Tecnologia

«In Cina con lo smartphone si fa tutto»

In Asia reti mobili ovunque e il denaro circola sempre meno – «La politica di Washington fa salire i prezzi»

 «In Cina con lo smartphone si fa tutto»
Yunzi Sun, fondatore di Radio China FM (prima emittente in lingua cinese in Italia), con alcuni collaboratori. (foto Putzu)

«In Cina con lo smartphone si fa tutto»

Yunzi Sun, fondatore di Radio China FM (prima emittente in lingua cinese in Italia), con alcuni collaboratori. (foto Putzu)

MILANO – L’imprenditore 57.enne Yunzi Sun attivo a Milano, è il fondatore di Radio China FM, la prima radio in lingua cinese in Italia. Ecco cosa ne pensa dei dazi di Trump sul «Made in China» e del boom tecnologico nel Paese asiatico.

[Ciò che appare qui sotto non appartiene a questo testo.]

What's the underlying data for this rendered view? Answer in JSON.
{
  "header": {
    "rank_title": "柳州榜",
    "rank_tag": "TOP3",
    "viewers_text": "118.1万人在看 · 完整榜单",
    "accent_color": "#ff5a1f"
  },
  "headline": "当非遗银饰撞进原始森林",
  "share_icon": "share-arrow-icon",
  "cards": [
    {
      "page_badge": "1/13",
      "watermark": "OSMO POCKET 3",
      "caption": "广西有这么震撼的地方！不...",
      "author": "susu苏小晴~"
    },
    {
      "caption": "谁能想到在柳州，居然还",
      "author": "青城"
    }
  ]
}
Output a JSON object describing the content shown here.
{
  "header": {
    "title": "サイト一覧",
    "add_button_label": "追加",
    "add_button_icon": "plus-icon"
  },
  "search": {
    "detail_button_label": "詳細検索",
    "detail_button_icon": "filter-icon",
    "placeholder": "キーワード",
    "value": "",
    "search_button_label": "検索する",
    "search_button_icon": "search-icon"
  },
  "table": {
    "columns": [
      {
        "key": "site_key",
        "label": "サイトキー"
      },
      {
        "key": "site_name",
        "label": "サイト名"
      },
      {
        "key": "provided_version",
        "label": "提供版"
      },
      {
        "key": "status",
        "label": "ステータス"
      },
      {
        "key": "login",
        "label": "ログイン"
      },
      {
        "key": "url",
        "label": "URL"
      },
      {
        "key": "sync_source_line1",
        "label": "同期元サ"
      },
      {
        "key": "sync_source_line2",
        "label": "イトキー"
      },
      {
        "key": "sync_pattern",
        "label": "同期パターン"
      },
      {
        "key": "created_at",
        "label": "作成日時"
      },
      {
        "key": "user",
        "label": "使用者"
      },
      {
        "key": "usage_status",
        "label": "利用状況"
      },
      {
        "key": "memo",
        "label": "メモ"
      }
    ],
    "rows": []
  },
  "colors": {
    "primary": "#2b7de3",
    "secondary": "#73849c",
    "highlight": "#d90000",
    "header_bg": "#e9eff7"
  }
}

Quali effetti avrà l’annunciato aumento dei dazi USA dal 10 al 25% sui prodotti «Made in China»?

«La Cina e gli Stati Uniti sono le maggiori potenze economiche del mondo, e sono dei mercati molto importanti per parecchi Paesi. Nonostante molti media abbiano dichiarato che la guerra dei dazi è una minaccia per la crescita dell’economia mondiale, io penso che invece non avrà conseguenze dirette per i consumatori europei. Il Fondo Monetario Internazionale ha ripetutamente avvertito che la guerra commerciale tra le due principali economie del mondo rappresenterà una minaccia per la crescita economica globale, chiedendo che questa frizione venga risolta il prima possibile. Il presidente americano Donald Trump ha più volte affermato che l’aumento dei dazi sulle merci cinesi porterà maggiori entrate alle casse pubbliche degli Stati Uniti. Però io credo che il più grande impatto ricadrà sull’apertura di fabbriche in Cina, e di conseguenza all’importazione delle merci cinesi negli Stati Uniti, in quanto saranno soggette ai costi aggiuntivi dei dazi. Infatti, dopo che Trump li avrà alzati del 25%, sarà molto difficile per le aziende farsi carico di questi costi aggiuntivi, ed è probabile che li trasferiscano agli acquirenti, con la conseguenza che i consumatori americani dovranno pagare prezzi più alti. L’ulteriore escalation delle dispute commerciali tra i due Paesi porterà maggiori incertezze alle imprese e ai consumatori, causando danni all’economia mondiale».

Un suo commento sull’avanzata della tecnologia e sulla sua esasperazione. In Cina il boom tecnologico come ha cambiato la società?

« Negozi senza personale, pagamenti in modo digitale, o addirittura auto senza conducente, sono la dimostrazione dell’arrivo dell’era dell’intelligenza artificiale: la tecnologia sta rovesciando le nostre abitudini di vita tradizionali, ed è un fenomeno inarrestabile. Ad esempio, un negozio senza personale è un negozio intelligente che combina tecnologie all’avanguardia come intelligenza artificiale, big data e Internet of Things (L’Internet delle cose). L’intero processo di acquisto è inseparabile dalle tecnologie emergenti, e lo shopping, in Cina, è diventato molto veloce e conveniente. Il potere della tecnologia rende la nostra vita molto comoda. Io personalmente non sono ancora entrato in un negozio senza personale, ma appena avrò l’occasione di tornare in Cina andrò sicuramente a fare questa ‘esperienza’. I negozi senza personale ormai non sono più una novità in Cina, infatti il pagamento senza contanti, in modo digitale, è ormai di uso comune. I miei amici in Cina non si portano il portafoglio quando escono di casa, neanche la carta di credito. Si portano solo il cellulare, perché ormai in quasi tutti i negozi si può pagare in modo digitale. Ogni cosa può essere fatta con il cellulare: da prendere un’auto o un taxi a comprare dei biglietti, da ordinare cibo a prenotare una visita medica, da fare investimenti a consegnare i compiti in classe. Il pagamento digitale ha vari vantaggi: non esiste più il rischio di banconote false, non bisogna più temere il furto di portafogli o le rapine, ed è più ecologico. Oltre a dare delle comodità, la tecnologia però può comportare anche dei rischi. Ad esempio, viene facilitata la violazione, rispettivamente la divulgazione della privacy, aumentano le frodi finanziarie come pure i dubbi sulla sicurezza e sull’affidabilità degli strumenti di pagamento, sulla supervisione da parte del Governo e sull’esistenza di leggi e regolamenti pertinenti».